Cetronia is donating a 1997 Ford E-450 ambulance to the City of Carrefour. It is equipped with a stretcher and spare first aid supplies. The vehicle was taken out of service in November 2012 and was part of Cetronia's ready reserve fleet. The Corps will be purchasing a new Ford E-450 in 2013 to replace this unit.

“Cetronia Ambulance Corps is proud to be able to support the medical relief work in Haiti and the efforts of the local churches and City of Allentown as part of our non-profit mission and commitment to community,” Wiersch said. “These are some of the neediest people in the world and if our donation saves one more life, it is worth every ounce of equipment we can send.”

Retired Allentown firefighter Jonathan Pratt, active Allentown firefighter James Alpha and Bethlehem firefighter David Flores, all members of Lifechurch, are heading to Haiti next month to train local personnel in the use of recently donated firefighting equipment. A donor from Lifechurch purchased a retired field fire truck with foam generating equipment from Emmaus and a second fire vehicle from the Midwest and donated it to Haiti. The equipment was recently released from customs in Haiti.

The Lehigh-Northampton Airport Authority is donating reflective bunker pants and coats and boots. Earlier, the City of Allentown had donated bunker gear, gloves and water cans.

Last year, Pawlowski also helped arrange the donation of a garbage truck to the municipality of Carrefour from Waste Management, Inc. Waste Management paid to transport the vehicle to the Port of Miami for shipment to Haiti.

“We are fortunate to have great community partners like Cetronia, Lehigh Valley Health Network, Sacred Heart Hospital, the Airport Authority, G4S Integrated Fleet Services and Fast Signs that are willing to step-up to help some of the neediest people in the world,” said Pawlowski. “These donations will be greatly appreciated.”

“It is an excellent notion to donate equipment that we no longer have use for, but that others who are less fortunate than we are can benefit tremendously from and hopefully safe lives," said Allentown City Council President Julio Guridy. "In addition to the recent devastations by mother nature, for a long time Haiti has been the poorest country in the Western Hemisphere and it is the right thing to do for us as the most powerful country in the world to support them as much as we can. I am delighted to see this kind of collective humane effort.”

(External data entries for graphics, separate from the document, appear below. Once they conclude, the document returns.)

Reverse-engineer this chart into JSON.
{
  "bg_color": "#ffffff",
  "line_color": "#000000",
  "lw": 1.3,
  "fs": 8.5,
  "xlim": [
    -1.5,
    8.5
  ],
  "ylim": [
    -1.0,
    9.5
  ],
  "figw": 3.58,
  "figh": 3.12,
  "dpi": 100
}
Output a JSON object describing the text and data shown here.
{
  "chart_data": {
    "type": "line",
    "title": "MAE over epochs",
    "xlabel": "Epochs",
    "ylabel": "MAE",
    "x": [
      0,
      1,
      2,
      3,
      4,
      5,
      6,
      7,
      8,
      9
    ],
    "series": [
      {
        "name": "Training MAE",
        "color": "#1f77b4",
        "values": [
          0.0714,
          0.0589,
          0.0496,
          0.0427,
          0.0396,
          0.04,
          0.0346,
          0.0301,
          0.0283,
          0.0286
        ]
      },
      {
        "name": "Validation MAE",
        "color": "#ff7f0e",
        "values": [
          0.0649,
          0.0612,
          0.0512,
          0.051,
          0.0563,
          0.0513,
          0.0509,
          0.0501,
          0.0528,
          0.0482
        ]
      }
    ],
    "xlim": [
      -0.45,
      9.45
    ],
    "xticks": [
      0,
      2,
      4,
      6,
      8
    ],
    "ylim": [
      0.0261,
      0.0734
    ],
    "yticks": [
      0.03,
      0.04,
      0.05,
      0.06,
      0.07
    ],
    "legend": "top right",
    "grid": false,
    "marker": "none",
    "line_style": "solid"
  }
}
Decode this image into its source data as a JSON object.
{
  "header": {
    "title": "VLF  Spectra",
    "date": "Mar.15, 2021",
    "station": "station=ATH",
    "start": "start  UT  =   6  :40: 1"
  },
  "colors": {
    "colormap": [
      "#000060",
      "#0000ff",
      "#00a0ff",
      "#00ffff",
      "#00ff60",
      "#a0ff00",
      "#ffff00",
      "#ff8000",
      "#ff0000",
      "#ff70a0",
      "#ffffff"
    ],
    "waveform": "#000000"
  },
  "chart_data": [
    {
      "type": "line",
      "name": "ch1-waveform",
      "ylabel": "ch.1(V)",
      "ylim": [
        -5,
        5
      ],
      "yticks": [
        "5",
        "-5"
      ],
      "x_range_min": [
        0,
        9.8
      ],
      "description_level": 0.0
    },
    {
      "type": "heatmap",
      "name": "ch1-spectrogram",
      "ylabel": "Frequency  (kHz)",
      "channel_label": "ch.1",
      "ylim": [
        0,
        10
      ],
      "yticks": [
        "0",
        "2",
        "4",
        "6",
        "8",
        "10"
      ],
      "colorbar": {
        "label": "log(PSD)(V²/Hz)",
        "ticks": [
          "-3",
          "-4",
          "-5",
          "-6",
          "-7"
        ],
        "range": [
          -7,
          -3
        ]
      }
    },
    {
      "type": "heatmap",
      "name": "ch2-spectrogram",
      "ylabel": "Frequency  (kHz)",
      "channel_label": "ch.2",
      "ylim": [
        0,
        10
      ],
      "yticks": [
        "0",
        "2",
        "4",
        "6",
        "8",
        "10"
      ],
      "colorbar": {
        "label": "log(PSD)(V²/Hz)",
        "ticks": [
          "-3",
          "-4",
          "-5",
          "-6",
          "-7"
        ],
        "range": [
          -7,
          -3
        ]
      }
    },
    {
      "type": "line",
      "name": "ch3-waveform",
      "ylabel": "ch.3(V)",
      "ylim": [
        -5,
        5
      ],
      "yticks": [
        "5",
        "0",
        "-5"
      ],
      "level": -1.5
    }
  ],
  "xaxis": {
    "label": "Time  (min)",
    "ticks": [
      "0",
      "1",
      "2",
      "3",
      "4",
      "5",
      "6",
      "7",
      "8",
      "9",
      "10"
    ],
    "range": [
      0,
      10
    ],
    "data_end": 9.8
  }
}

Lifechurch had an orphanage in Port-au-Prince, Haiti that was badly damaged in a devastating January 12, 2010 earthquake.

Carrefour is a commune in the metropolitan area of Port-au-Prince with a population of more than 400,000. According to Pastor Landis, he had built a relationship with a representative of the Feed the Hungry organization, who introduced him to Carrefour Mayor Yvon Jerome. “Mayor Jerome was ecstatic to learn that there were many people in our area who were willing to work together to come to their aid,” Pastor Landis said.